Show up early. The biggest thing I learned about food banks is to show up early. This means you will be first in line and have a chance to get the stuff that is sought after and in limited quantities such as fresh produce, dairy and frozen food. You don’t usually need to show up hours ahead of time, but coming at least an hour before (depending on the size of your food bank and community) is usually a good idea.
Remember all documentation. Many food banks require documentation to prove who you are and in some cases, where you live. This is not to invade your privacy, but to simply make sure people are not coming more than they are allowed or using fake names to do so. Don’t worry about providing any financial information as I have never been asked to show proof. Call ahead of time to find out what documentation is needed. Usually, it’s just your photo ID and a piece of mail.

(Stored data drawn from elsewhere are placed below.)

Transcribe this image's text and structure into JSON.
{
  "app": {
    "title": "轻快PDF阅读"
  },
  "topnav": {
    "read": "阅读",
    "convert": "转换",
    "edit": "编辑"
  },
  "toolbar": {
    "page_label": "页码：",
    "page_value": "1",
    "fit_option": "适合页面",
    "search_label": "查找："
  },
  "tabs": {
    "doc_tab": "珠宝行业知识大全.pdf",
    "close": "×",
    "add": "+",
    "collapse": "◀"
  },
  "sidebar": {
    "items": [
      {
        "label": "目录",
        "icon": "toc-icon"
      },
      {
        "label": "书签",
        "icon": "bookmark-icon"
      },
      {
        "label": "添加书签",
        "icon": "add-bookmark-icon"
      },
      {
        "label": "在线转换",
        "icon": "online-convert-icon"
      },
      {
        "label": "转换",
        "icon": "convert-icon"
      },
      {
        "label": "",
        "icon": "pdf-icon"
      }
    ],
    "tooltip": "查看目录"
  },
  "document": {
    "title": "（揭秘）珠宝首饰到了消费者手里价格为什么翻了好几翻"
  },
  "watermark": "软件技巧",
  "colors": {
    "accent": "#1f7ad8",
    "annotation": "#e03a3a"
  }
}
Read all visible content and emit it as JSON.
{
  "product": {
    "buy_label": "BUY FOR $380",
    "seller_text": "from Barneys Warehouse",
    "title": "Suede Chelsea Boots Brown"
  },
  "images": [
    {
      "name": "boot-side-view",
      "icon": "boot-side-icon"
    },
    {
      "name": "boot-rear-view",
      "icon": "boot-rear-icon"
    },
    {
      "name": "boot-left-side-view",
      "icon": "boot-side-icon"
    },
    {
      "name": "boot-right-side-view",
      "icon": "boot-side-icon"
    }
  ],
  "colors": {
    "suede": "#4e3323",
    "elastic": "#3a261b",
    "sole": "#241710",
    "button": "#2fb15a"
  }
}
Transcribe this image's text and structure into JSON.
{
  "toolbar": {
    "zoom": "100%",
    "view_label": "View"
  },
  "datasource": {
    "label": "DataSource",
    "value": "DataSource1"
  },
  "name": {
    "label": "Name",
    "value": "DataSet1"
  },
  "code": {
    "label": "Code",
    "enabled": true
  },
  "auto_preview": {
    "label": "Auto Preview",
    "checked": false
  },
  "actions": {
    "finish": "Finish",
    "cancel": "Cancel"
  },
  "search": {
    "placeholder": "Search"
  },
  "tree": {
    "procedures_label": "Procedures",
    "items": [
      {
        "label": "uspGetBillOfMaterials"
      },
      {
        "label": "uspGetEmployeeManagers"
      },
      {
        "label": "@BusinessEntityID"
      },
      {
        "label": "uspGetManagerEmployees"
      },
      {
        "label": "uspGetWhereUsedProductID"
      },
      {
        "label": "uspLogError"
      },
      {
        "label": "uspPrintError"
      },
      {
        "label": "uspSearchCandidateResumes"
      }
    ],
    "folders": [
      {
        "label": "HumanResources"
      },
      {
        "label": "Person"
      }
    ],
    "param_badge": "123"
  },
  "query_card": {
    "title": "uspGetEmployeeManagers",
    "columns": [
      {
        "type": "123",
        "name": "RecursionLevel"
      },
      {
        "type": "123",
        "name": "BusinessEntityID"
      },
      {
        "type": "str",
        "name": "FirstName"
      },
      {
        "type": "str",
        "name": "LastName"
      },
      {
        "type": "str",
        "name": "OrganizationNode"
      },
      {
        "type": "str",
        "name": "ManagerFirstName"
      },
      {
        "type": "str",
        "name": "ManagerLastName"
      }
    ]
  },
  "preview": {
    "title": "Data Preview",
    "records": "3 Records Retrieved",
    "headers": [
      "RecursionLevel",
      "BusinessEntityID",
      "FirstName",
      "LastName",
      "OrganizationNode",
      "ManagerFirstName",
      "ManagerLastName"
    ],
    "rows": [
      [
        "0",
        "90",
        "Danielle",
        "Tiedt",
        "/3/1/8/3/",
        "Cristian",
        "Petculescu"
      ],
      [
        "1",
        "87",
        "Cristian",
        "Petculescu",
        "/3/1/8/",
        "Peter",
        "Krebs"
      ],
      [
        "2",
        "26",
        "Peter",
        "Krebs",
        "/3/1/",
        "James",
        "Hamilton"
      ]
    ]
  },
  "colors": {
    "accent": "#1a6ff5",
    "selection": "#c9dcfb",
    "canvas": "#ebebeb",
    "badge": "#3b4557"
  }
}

Think about foods offered in terms of meals. If you are lucky and get a food bank that offers a “shopping experience”, you will get to pick your own foods out. This will allow you to think in terms of meals and fill in the gaps with your grocery budget. I used to go before I went to the grocery store, rather than after when I was already broke. That way, could piece together meals by what I got. For instance, let’s say you are given chicken thighs and a few potatoes. You could easily make this meal complete with less than $2 and some frozen vegetables and seasonings. Even if you are not able to pick your own foods, look through the box and see what can go together and fill in the gaps. This not only stretches your food budget, but it also keeps food from going to waste that would normally not be able to be used because they don’t go with anything.
Ask about extras. There was many times when my daughter was an infant that I was running out of things she needed and the food bank was able to help me. If you have other needs, you would be surprised at what else they may be able to help with. Many times, they can help with diapers, baby formula, baby food, personal hygiene products, and even special diet items like gluten free or sugar free foods. Other times, we got vouchers to use at the farmer’s markets on occasion. Don’t be afraid to ask!

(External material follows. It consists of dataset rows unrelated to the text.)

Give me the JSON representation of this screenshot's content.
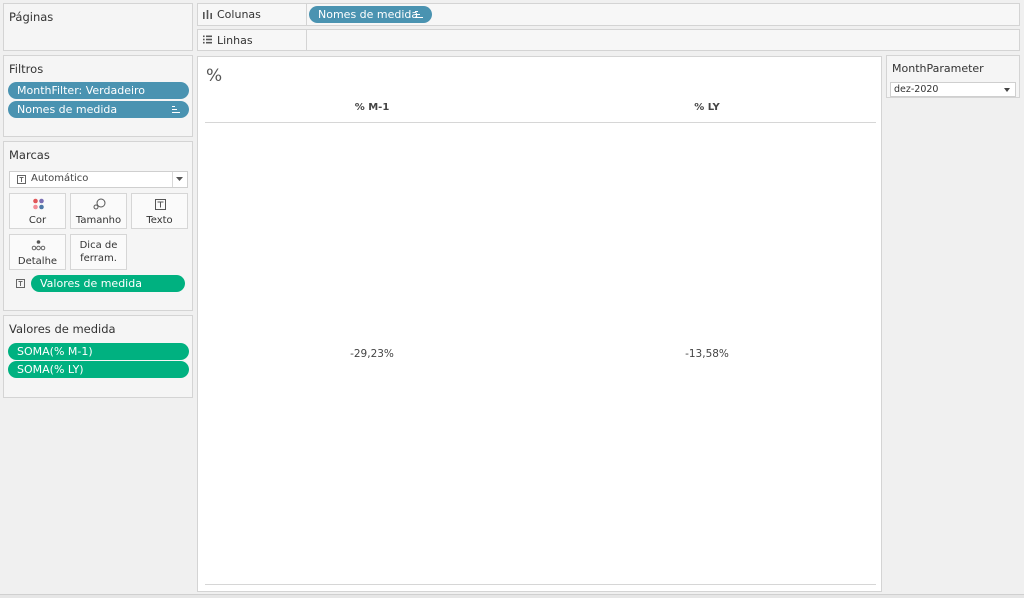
{
  "pages_card": {
    "title": "Páginas"
  },
  "filters_card": {
    "title": "Filtros",
    "pills": [
      {
        "label": "MonthFilter: Verdadeiro"
      },
      {
        "label": "Nomes de medida"
      }
    ]
  },
  "marks_card": {
    "title": "Marcas",
    "mark_type": "Automático",
    "buttons": {
      "color": "Cor",
      "size": "Tamanho",
      "text": "Texto",
      "detail": "Detalhe",
      "tooltip_line1": "Dica de",
      "tooltip_line2": "ferram."
    },
    "text_pill": "Valores de medida"
  },
  "measure_values_card": {
    "title": "Valores de medida",
    "pills": [
      {
        "label": "SOMA(% M-1)"
      },
      {
        "label": "SOMA(% LY)"
      }
    ]
  },
  "shelves": {
    "columns_label": "Colunas",
    "columns_pill": "Nomes de medida",
    "rows_label": "Linhas"
  },
  "view": {
    "title": "%",
    "headers": [
      "% M-1",
      "% LY"
    ],
    "values": [
      "-29,23%",
      "-13,58%"
    ]
  },
  "parameter": {
    "title": "MonthParameter",
    "selected": "dez-2020"
  },
  "colors": {
    "blue_pill": "#4a93b1",
    "green_pill": "#00b180"
  }
}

Don’t be afraid to take lots of bread. Most food banks get day old bread and bakery products donated to them from area grocery stores and they usually have so much. If there is no limit, don’t be afraid to take as much as you want. Bread can be frozen after all, and it will just go to waste if no one takes it!
Go on different days of the week. Depending on the food bank, they may be open only one or two days a week or they may be open all seven days. I find that going midweek is best as it isn’t approaching or just coming off of a weekend. I also have noticed that right before holidays, food banks can be very crowded. Try to avoid going then if you can help it. However, if it’s around a major food-centered holiday like Christmas or Thanksgiving, you may get lucky and get holiday food in addition to your normal food box.
Be polite to workers. Nearly everyone at a food bank is a volunteer. Be polite to the workers there as they often deal with highly emotional situations and I have found that kindness matters here.